Magnetic tape is the medium of choice for my offline backups & archives, as it’s got an amazing level of durability when in storage. (LTO Has a 30 year archival rating).
For the smaller stuff, like backing up the web server this very site runs on, another format seemed to suit better. Above is a HP DDS4 tape drive, which will store up to 40GB on a cassette compressed.
I picked this format since I already had some tapes, so it made sense.
Here’s the info for those who want to know. It’s an older generation drive, mainly since the current generation of tape backup drives are hideously expensive, while the older ones are cheap & plentiful. Unfortunately the older generation of drives are all parallel SCSI, which can be a expensive & awkward to set up. Luckily I already have other parallel SCSI devices, so the support infrastructure for this drive was already in place.
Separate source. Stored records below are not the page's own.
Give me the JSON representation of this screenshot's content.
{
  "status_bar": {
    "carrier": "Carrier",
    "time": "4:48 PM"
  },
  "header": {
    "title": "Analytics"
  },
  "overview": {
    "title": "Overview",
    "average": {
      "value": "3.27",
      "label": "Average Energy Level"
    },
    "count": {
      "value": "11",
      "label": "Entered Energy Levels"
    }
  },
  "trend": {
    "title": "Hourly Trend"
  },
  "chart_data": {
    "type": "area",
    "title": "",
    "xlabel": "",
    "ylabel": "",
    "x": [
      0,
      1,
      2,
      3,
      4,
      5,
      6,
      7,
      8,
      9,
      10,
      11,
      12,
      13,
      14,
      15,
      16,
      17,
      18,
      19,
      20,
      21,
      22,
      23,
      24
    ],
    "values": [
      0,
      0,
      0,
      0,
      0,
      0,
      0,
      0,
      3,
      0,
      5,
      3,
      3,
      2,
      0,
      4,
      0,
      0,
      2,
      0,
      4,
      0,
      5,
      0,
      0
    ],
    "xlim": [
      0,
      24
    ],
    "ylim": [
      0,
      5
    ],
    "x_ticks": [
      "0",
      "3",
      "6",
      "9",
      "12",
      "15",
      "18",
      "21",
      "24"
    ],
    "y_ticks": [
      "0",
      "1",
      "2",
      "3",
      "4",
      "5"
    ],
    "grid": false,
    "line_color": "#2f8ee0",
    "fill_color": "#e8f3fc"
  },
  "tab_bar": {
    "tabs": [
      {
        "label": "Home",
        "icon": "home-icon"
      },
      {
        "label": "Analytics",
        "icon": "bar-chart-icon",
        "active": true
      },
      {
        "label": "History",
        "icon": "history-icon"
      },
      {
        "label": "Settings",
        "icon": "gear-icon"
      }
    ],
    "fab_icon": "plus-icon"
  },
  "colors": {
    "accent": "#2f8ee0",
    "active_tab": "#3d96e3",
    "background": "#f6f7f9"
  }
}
On the bottom of the drive is a bank of DIP switches, according to the manual these are for setting the drive for various flavours of UNIX operating systems. However it doesn’t go into what they actually change.
The bottom of the drive has the control PCB. The large IC on the left is the SCSI interface, I’ve seen this exact same chip on other SCSI tape drives. Centre is a SoC, like so many of these, not much information available.
Removing the board doesn’t reveal much else, just the bottom of the frame with the tape spool motors on the right, capstan motor bottom centre. The bottom of the head drum motor is just peeping through the plastic top centre.
Here’s the head drum itself. These drives use a helical-scan flying head system, like old VHS tape decks. The top of the capstan motor is on the bottom right.
Hidden just under the tape transport frame is the head cleaning brush. I’m not sure exactly what this is made of, but it seems to be plastic.
A single small DC motor with a worm drive handles all tape loading tasks. The PCB to the bottom left of the motor holds several break-beam sensors that tell the drive what position the transport is in.
Here’s the overall tape transport. The PCB on top of the head drum is a novel idea: it’s sole purpose in life is to act as a substrate for solder blobs, used for balancing. As this drum spins at 11,400RPM when a DDS4 tape is in the drive, any slight imbalance would cause destructive vibration.
Here’s the drive active & writing a tape. (A daily backup of this web server actually). The green head cleaning brush can be better seen here. The drive constantly reads back what it writes to the tape, and if it detects an error, applies this brush momentarily to the drum to clean any shed oxide off the heads. The tape itself is threaded over all the guides, around the drum, then through the capstan & pinch roller.